Alioune Ndao se demande lui sur quelle base le ministère de l’Intérieur a réajusté le montant pour l’indemnisation des victimes, qui passe de 8 milliards à 5 milliards. Il invite aussi le ministre des Finances à identifier les bénéficiaires. «Il y a ceux qui ont été tués, ceux qui ont été blessés par balles, ceux qui ont été emprisonnés injustement durant une longue période avant d’être libérés sans jugement», déclare l’ancien procureur, qui indique que le collectif des victimes se sent abandonné par l’Etat. « Je connais leur état d’âme parce que mon propre fils a été empoisonné».
Mamadou Lamine Diaïté, lui, interroge : «j’ai vu dans les lignes, au niveau des autorisations d’exécution et des crédits de paiements, des écarts très importants pour la Présidence et pratiquement près de 2 milliards pour la Primature. J’aimerai savoir si le Palais et la Primature ont été vidés de leurs fonds avant l’arrivée du Président Diomaye ?».
Thierno A. Sall : «pendant que les recettes baisse, les dépenses augmentent, c’est paradoxal»
Thierno Alassane Sall, lui, a noté des situations assez curieuses. «Pendant que les recettes baissent de manière importante par rapport à la loi de finances initiale, les dépenses augmentent. Ce qui est totalement paradoxal parce que vous creusez le déficit de plus de 1500 milliards», lance Thierno Alassane Sall, qui souligne que ce déficit aurait dû être tourné dans l’amélioration de l’avenir, or «nous constatons un déficit qui sert essentiellement à subventionner de la consommation et pendant ce temps, vous avez fait le choix de ne pas rationaliser les agences».

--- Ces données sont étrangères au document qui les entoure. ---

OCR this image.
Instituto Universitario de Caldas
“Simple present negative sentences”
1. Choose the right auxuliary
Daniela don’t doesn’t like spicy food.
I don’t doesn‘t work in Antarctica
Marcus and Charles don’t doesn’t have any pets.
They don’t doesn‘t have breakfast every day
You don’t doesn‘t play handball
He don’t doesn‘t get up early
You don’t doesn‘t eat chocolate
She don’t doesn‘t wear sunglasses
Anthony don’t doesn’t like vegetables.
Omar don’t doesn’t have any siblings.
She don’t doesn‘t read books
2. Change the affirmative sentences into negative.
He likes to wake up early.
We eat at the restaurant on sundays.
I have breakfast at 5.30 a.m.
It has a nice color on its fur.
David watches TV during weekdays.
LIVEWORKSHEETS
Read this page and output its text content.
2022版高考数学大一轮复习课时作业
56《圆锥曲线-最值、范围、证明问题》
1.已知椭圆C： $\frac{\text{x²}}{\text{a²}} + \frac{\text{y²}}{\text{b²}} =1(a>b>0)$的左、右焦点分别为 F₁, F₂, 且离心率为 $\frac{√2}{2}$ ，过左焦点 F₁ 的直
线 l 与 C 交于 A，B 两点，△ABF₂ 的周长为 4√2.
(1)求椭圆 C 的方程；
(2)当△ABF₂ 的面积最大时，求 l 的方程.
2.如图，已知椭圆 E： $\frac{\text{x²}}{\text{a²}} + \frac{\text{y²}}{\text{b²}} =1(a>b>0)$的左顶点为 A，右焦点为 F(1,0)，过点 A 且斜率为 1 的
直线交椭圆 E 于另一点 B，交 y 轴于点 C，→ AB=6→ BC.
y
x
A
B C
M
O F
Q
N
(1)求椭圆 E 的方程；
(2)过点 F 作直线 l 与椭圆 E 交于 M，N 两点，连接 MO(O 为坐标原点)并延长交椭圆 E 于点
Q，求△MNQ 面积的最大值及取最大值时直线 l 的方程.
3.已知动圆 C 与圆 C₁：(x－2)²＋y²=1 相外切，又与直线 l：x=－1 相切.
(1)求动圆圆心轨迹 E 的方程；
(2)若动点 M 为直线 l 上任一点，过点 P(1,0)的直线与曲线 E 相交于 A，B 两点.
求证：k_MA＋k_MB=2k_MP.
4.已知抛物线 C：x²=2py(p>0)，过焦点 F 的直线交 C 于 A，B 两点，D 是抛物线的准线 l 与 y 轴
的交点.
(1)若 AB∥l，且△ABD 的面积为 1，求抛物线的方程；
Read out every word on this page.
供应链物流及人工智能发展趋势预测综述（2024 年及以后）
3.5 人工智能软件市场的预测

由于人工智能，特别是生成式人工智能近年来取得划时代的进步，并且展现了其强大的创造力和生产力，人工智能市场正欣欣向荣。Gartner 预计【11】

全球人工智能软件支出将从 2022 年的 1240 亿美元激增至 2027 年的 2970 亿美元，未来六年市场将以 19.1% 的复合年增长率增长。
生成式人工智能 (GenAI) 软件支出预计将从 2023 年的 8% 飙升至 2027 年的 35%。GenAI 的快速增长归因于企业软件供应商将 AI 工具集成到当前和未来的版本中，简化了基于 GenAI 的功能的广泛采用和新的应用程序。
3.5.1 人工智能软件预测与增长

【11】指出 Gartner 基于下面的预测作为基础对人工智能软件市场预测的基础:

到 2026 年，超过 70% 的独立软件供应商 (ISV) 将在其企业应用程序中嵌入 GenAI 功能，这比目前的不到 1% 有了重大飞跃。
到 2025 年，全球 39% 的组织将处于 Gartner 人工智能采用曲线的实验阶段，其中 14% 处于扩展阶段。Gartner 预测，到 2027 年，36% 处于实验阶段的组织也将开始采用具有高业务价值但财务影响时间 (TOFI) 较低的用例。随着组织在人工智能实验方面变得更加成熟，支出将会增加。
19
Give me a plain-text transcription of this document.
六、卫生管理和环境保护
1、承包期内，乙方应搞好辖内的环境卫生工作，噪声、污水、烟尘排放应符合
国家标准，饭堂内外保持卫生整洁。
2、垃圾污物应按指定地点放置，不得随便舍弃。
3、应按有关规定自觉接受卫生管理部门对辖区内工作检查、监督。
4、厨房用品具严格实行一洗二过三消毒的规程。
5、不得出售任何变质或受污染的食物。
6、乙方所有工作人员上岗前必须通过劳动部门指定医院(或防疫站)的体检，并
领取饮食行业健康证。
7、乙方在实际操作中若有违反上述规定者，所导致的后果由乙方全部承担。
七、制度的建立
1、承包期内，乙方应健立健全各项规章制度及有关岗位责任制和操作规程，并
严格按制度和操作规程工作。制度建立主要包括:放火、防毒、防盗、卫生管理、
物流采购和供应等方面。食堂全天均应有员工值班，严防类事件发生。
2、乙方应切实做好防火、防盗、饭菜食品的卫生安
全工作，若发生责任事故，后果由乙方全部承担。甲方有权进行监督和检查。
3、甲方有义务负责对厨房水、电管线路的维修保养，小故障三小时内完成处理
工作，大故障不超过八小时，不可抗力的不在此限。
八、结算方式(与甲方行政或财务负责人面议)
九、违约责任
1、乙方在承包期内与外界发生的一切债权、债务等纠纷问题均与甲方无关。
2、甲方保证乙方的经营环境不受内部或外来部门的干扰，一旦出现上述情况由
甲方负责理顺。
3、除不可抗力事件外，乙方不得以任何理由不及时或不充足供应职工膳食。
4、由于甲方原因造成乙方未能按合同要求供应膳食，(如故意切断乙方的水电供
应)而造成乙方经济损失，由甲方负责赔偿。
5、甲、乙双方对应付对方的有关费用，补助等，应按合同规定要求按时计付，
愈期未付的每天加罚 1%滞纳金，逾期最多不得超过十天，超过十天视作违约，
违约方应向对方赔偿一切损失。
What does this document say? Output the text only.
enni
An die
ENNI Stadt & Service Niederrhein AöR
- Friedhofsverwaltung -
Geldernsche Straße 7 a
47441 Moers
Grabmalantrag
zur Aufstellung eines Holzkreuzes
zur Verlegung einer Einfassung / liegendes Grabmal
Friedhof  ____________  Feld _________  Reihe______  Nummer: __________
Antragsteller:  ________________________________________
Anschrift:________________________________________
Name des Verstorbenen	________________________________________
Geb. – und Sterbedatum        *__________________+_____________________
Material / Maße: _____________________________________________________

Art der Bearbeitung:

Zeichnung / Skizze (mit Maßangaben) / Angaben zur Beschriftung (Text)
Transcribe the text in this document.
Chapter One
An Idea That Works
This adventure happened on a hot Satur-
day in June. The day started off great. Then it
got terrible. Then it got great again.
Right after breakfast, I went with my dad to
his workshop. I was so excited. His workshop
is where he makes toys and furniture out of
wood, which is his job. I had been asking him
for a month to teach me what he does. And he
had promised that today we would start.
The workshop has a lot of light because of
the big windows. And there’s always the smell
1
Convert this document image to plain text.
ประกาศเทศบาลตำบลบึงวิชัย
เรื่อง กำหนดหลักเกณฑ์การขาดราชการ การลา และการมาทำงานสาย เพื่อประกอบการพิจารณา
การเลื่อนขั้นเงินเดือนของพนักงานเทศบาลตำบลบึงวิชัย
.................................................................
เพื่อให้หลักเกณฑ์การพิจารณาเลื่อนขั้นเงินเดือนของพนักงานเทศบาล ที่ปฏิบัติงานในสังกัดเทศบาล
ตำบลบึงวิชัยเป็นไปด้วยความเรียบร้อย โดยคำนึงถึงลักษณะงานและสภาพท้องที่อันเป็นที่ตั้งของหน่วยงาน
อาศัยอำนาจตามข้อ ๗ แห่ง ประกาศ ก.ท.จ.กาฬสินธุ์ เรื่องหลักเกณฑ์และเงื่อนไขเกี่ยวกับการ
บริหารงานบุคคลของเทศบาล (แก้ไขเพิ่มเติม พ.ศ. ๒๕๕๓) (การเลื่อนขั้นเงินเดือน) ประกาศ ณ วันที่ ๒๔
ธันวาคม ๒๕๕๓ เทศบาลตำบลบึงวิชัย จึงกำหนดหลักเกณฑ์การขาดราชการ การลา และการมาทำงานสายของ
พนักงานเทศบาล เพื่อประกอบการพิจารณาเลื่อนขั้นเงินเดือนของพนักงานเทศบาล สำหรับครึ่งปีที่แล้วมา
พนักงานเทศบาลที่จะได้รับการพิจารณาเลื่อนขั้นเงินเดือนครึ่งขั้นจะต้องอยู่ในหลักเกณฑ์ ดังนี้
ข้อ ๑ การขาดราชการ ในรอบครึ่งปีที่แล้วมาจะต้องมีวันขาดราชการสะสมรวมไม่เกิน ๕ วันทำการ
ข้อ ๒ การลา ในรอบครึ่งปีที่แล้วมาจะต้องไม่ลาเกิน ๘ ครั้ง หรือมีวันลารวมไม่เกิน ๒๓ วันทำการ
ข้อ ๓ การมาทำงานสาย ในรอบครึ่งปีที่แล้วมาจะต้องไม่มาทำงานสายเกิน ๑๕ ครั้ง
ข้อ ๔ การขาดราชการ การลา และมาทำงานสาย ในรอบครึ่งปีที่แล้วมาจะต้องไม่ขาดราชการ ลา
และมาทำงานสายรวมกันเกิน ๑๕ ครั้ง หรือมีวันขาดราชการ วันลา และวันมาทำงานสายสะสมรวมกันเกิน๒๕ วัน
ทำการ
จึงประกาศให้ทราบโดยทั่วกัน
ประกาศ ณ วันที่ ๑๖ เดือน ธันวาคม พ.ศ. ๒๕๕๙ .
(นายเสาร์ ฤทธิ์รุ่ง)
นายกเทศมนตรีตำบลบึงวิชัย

Cheikh Tidiane Youm, quant à lui, relève une énorme différence entre les ressources internes et extérieures qui est chiffrée à 113 milliards contre 9 pour les ressources internes. «Cela peut traduire une faiblesse de notre administration», déclare le député du Pur qui pense qu’il faut revoir les subventions généralisées afin qu’elles profitent plus aux ménages les plus démunis.
Pour ceux qui assimilent ce vote de la loi de finances rectificative à une reddition des comptes, Djimo Souaré demandera de se détromper, c’est juste un exercice normal. Par rapport à l’indemnisation des victimes des manifestations, M. Souaré se demande si une commission en charge de la question a été déjà mise en place, si ces dernières ont été déjà identifiées parce qu’on l’a inclus dans cette loi de finances rectificative alors qu’on est à quelques jours de la fin de l’année 2024. Et concernant la question de la dette, Djimo Souaré voudrait savoir s’il existe d’autres circuits d’endettement, est-ce que le régime du président Sall aurait trompé la vigilance de la Cour des comptes ou bien la Cour des comptes est complice de ces agissements ? « Il faut nous dire si vous pensez que le Sénégal recevait l’argent emprunté par avion et les rendait aussi par avion. Le Sénégal ne dispose-t-elle pas d’un compte de dépôt à la Banque centrale où elle aussi est complice ?», ironise le natif de Goudiry qui demande l’impact qu’a eu la fameuse conférence de presse sur les finances publiques. «Il y avait 200 milliards de dons budgétaires prévus en 2024, mais on s’est retrouvé avec rien dans cette rubrique. C’est à se demander si l’Etat du Sénégal a un problème avec ses partenaires financiers», fulmine-t-il.
Racky Diallo interpelle à son tour le ministre des Finances sur le scandale de l’Onas qui oppose Cheikh Dieng à Cheikh Tidiane Dièye. Sur un autre registre, cette dernière fait noter qu’il et bien beau de prôner le Jub Jubal Jubbanti, mais ce slogan ne peut prévaloir quand on affame la population.
Abdou Mbow : «ils sont sur le point d’acheter des véhicules pour les députés et les salaires vont aussi augmenter»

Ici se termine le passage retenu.